If there’s one thing that really annoy me, it’s when I forget my password at some random website, ask for a password reminder and get my old password sent back to me in clear text in an email. This shows so many levels of ignorance in the people that developed the system, that I immediately feel like deleting my profile and never come back.
I started thinking about this again today when I read Sony’s announcement about the PlayStation Network compromise, and got a bit surprised when they also listed passwords as one of the pieces of information that might have been stolen. Surely Sony can’t be that unprofessional, storing passwords in clear text!?
I’m not sure we’ll ever figure that out, but anyway, if you’re ever finding yourself developing a system that needs to store passwords, please continue reading.
So what’s the deal with storing passwords as clear text?
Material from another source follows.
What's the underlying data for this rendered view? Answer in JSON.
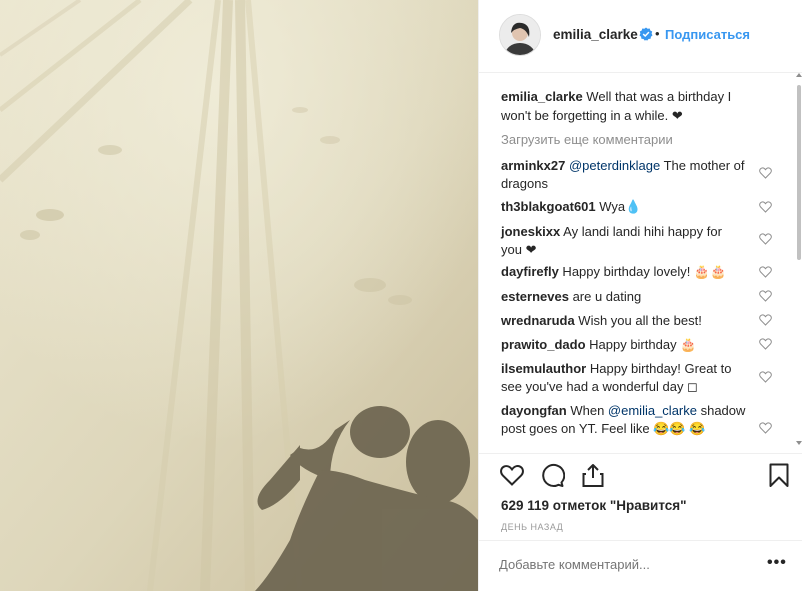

Well, first of all, it’s highly insecure. There’s generally no need to store a password as clear text.
Wondering how you’re supposed to check if the user enters the right password if you can’t store it as clear text? That’s when hashing enters the picture.
Simply put, a hash function takes input data and outputs a new value based on this input data. It’s stable, so every time you give it the same input data, you get the same output data. Typically the output data is of fixed length, no matter how much or little input data you give it. One typical example usage is to test the integrity of a file you downloaded. Say the file was downloaded from a mirror site; You can’t be 100% sure no one has changed this file while it was stored at the mirror site. Having the hash of the file content, provided that this hash value is given to you by someone you trust (like the source site), you can now compare this hash value with the hash value of your local file.
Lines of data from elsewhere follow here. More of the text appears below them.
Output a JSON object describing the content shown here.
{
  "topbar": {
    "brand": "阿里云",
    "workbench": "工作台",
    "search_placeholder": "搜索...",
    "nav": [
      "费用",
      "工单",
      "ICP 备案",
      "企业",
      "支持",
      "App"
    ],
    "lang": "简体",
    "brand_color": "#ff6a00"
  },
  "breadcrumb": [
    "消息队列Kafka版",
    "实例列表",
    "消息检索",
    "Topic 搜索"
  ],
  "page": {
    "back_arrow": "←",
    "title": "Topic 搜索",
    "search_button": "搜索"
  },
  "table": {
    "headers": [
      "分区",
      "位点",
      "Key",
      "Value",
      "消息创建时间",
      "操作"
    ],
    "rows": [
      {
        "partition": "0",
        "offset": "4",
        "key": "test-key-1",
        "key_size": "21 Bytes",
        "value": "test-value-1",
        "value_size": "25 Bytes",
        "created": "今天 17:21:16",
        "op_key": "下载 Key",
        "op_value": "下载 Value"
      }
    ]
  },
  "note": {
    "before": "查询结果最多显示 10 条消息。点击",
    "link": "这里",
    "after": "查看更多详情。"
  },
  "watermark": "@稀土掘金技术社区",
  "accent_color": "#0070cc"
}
So how does this relate to passwords? Well, what you should do, instead of storing passwords as clear text, is to hash them using something like SHA-1. Then the next time your user logs in, you rehash the newly entered password and check if it’s equal to the stored hash.
Put some salt on it!
But, please, don’t stop here. Hashing alone isn’t enough! There’s something called rainbow tables. This is basically a huge registry of all the available hash values and their clear text equivalent. As computing power and storage space continues to fall in price, it’s become trivial to gain access to these types of utilities for cracking hashed passwords.
So how do you fix that? It’s all about increasing the cost of cracking your users password. As we can’t trust users to pick a good password, the first thing you should do is to enforce some minimum password standard, say, lower and upper case letters, one number, minimum length, etc.
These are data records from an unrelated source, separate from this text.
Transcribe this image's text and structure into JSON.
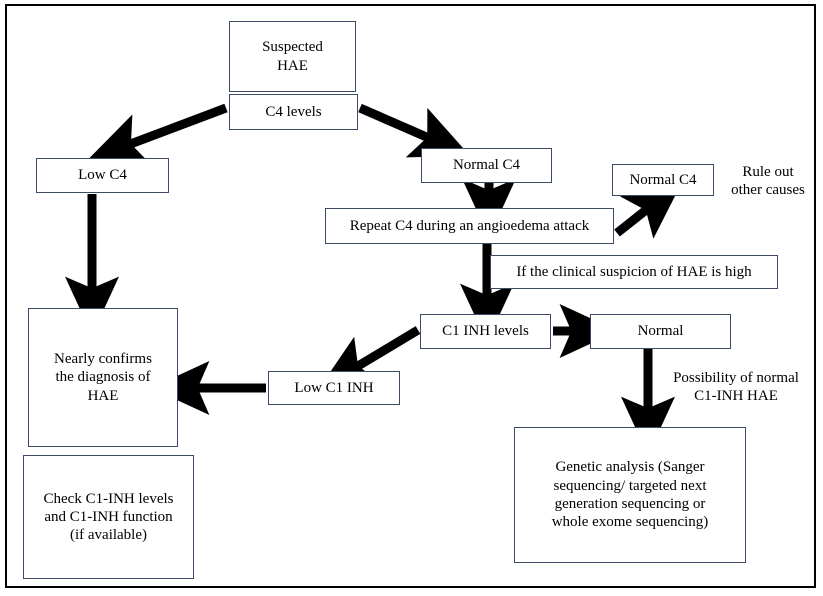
{
  "diagram": {
    "title": "HAE diagnostic algorithm flowchart",
    "border_color": "#000000",
    "node_border_color": "#3d4a66",
    "arrow_color": "#000000",
    "background": "#ffffff",
    "nodes": [
      {
        "id": "suspected-hae",
        "label": "Suspected\nHAE"
      },
      {
        "id": "c4-levels",
        "label": "C4 levels"
      },
      {
        "id": "low-c4",
        "label": "Low C4"
      },
      {
        "id": "normal-c4",
        "label": "Normal C4"
      },
      {
        "id": "repeat-c4",
        "label": "Repeat C4 during an angioedema attack"
      },
      {
        "id": "normal-c4-right",
        "label": "Normal C4"
      },
      {
        "id": "clinical-suspicion",
        "label": "If the clinical suspicion of HAE is high"
      },
      {
        "id": "c1-inh-levels",
        "label": "C1 INH levels"
      },
      {
        "id": "normal",
        "label": "Normal"
      },
      {
        "id": "low-c1-inh",
        "label": "Low C1 INH"
      },
      {
        "id": "nearly-confirms",
        "label": "Nearly confirms\nthe diagnosis of\nHAE"
      },
      {
        "id": "check-c1-inh",
        "label": "Check C1-INH levels\nand C1-INH function\n(if available)"
      },
      {
        "id": "genetic-analysis",
        "label": "Genetic analysis (Sanger\nsequencing/ targeted next\ngeneration sequencing or\nwhole exome sequencing)"
      }
    ],
    "labels": [
      {
        "id": "rule-out-other-causes",
        "text": "Rule out\nother causes"
      },
      {
        "id": "possibility-normal-c1inh-hae",
        "text": "Possibility of normal\nC1-INH HAE"
      }
    ],
    "edges": [
      {
        "from": "c4-levels",
        "to": "low-c4"
      },
      {
        "from": "c4-levels",
        "to": "normal-c4"
      },
      {
        "from": "low-c4",
        "to": "nearly-confirms"
      },
      {
        "from": "normal-c4",
        "to": "repeat-c4"
      },
      {
        "from": "repeat-c4",
        "to": "normal-c4-right"
      },
      {
        "from": "repeat-c4",
        "to": "c1-inh-levels"
      },
      {
        "from": "c1-inh-levels",
        "to": "low-c1-inh"
      },
      {
        "from": "c1-inh-levels",
        "to": "normal"
      },
      {
        "from": "low-c1-inh",
        "to": "nearly-confirms"
      },
      {
        "from": "normal",
        "to": "genetic-analysis"
      }
    ]
  }
}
Secondly, you should salt you input. That means, in addition to hashing the password you should add something else to the password. There are many ways to pick this additional part, but it needs to be something you know the next time you need to hash the same password. It could be a fixed value you store in your code, a configuration file, or a database. The downside of this is that if someone steals your password hashes, they might also get the salt value. Still, this makes it a bit more costly to crack, as they would basically need to create a new rainbow table to look for weak passwords. However, in addition to this salt value, you could further increase the cost of cracking a password by adding something unique to each users hashed password. That could be their user ID, login name or email.
Then you would, say, have the following input to your hashing function: userID + email + secret salt value + user password => hashed password, which might look like: 33cde15ec0621256153199ccab601e7d320195bf
You could take it further, but using this is way better than storing passwords in clear text. And it’s trivial to accomplish in all major relevant programming languages.
PS: And to make it clear, as some of the comments point out: Whenever you deal with cryptography and random numbers it’s usually better to rely on ready-made libraries of good quality.